Drive & Control Compatibility

The A06B-0141-B077 is compatible with Fanuc ALPHA series servo amplifiers — SVM modules in the appropriate current class for 8.8A continuous — and integrates with Fanuc CNC platforms including Series 0, 0i, 15, 16, 18, and 21.

The servo amplifier must be parameterised with the motor type code for the aC12/2000 before axis operation. On machines where the drive or control has been upgraded since original build, confirming that the installed amplifier supports the aI64K encoder interface is a necessary step before installing a replacement motor.


FAQ

Q1: What do the 257V and 2.5A figures in the original product listing refer to?

The 257V is the motor's back-EMF voltage — the voltage generated at the motor terminals when the shaft is spinning at rated speed with no drive supply connected.

The 2.5A is the no-load running current at that speed.

Neither is the rated operating voltage or current — those are 155V and 8.8A respectively, generated by the servo amplifier at 133Hz from a 200–230VAC mains supply.

These nameplate figures sometimes appear in MRO listings and can cause confusion, but they do not affect motor selection or installation.


Q2: What servo amplifier is compatible with this motor?

The A06B-0141-B077 requires a Fanuc ALPHA series SVM servo amplifier module rated for at least 8.8A continuous current.

It integrates with Fanuc CNC controls including Series 0, 0i, 15, 16, 18, and 21.

The motor type parameter in the servo amplifier must be set to match the aC12/2000 specification before the axis is operated. An incorrect motor type code affects velocity loop gain, current limits, and speed scaling — all of which must be correct before the axis is run under load.


Q3: What is the difference between the #7000 and #7008 shaft sub-variants?

The #7000 has a plain straight shaft with no keyway. The #7008 has a keyway machined into the straight shaft for use with keyed coupling hubs. Both are electrically identical — same torque, current, speed, and encoder. The only difference is the shaft machining.

Verify which sub-variant is installed on the machine before sourcing a replacement, as fitting the wrong variant requires either modifying the coupling hub or sourcing a new one.


Q4: This motor is discontinued — is it worth repairing rather than replacing with a current-generation motor?

For most applications, a like-for-like refurbished replacement is the lower-risk, lower-cost path. Cross-generation motor substitution requires confirming physical mounting compatibility, connector pinout matching, encoder type compatibility with the servo amplifier, and servo parameter reconfiguration.

These are not insurmountable, but they add time and cost.

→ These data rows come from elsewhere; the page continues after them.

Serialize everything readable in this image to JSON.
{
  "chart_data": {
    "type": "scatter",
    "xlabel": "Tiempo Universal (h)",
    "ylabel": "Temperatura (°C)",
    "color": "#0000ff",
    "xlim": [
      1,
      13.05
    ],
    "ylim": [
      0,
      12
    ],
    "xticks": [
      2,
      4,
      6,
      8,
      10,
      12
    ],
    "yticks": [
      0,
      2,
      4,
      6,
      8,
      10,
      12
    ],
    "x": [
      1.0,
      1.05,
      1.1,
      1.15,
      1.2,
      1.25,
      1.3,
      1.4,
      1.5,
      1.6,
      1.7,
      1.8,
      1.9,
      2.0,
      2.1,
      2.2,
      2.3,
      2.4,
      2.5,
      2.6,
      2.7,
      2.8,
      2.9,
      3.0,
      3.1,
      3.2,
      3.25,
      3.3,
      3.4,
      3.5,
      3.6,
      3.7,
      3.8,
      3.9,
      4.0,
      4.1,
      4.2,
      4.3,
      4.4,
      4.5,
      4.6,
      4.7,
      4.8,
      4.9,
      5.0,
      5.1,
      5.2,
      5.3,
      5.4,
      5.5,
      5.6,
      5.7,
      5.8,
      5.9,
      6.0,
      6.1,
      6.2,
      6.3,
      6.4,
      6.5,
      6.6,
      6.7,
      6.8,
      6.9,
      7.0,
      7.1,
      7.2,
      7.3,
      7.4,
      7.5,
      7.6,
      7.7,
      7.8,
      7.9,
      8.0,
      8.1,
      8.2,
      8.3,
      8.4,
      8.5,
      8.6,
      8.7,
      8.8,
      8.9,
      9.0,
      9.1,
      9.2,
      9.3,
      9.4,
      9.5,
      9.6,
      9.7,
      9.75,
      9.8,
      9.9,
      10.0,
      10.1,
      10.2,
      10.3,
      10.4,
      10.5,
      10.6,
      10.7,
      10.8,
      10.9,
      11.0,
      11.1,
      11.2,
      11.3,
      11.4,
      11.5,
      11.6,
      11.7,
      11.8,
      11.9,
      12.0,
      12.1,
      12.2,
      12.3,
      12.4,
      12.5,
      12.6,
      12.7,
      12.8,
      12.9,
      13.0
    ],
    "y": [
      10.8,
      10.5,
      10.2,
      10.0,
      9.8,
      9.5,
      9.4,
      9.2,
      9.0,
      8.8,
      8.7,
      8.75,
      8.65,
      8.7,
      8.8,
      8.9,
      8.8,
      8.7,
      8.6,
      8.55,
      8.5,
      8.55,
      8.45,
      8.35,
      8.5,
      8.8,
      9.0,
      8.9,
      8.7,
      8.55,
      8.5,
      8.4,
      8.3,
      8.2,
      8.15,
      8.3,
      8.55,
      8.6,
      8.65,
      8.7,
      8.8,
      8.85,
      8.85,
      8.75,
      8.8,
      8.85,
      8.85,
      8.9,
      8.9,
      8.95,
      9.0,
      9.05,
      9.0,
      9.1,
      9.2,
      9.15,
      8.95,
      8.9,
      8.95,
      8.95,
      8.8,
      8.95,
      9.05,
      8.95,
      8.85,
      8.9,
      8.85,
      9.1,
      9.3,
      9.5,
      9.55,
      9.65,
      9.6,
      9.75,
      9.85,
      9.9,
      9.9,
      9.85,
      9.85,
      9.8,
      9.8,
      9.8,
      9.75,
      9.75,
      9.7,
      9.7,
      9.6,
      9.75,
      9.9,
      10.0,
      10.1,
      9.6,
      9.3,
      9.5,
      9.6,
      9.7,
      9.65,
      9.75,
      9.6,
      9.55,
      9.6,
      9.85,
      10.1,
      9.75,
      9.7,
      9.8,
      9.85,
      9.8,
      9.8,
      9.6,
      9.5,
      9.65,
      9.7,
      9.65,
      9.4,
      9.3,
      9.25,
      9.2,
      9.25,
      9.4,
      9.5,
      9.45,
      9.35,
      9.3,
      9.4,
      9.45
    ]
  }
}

If the machine's servo amplifier and CNC are also ageing and a full drive upgrade is planned, an upgrade path makes sense — but for a single failed motor on an otherwise functional machine, sourcing a refurbished aC12/2000 is typically the faster return to production.


Q5: What inspection steps are most important for a used A06B-0141-B077?

Check the encoder connector first — inspect for corroded or bent pins and verify the cable exit is undamaged. Measure three-phase winding resistance for balance across all phases and check insulation resistance to earth.

Rotate the shaft by hand to feel for bearing roughness or drag. Inspect the plain shaft end for fretting or coupling contact damage.

Confirm the IP67 shaft seal is intact and not hardened. A bench run-up to 2,000 RPM on a Fanuc ALPHA amplifier with encoder signal monitoring is the correct verification before returning any used unit to production service.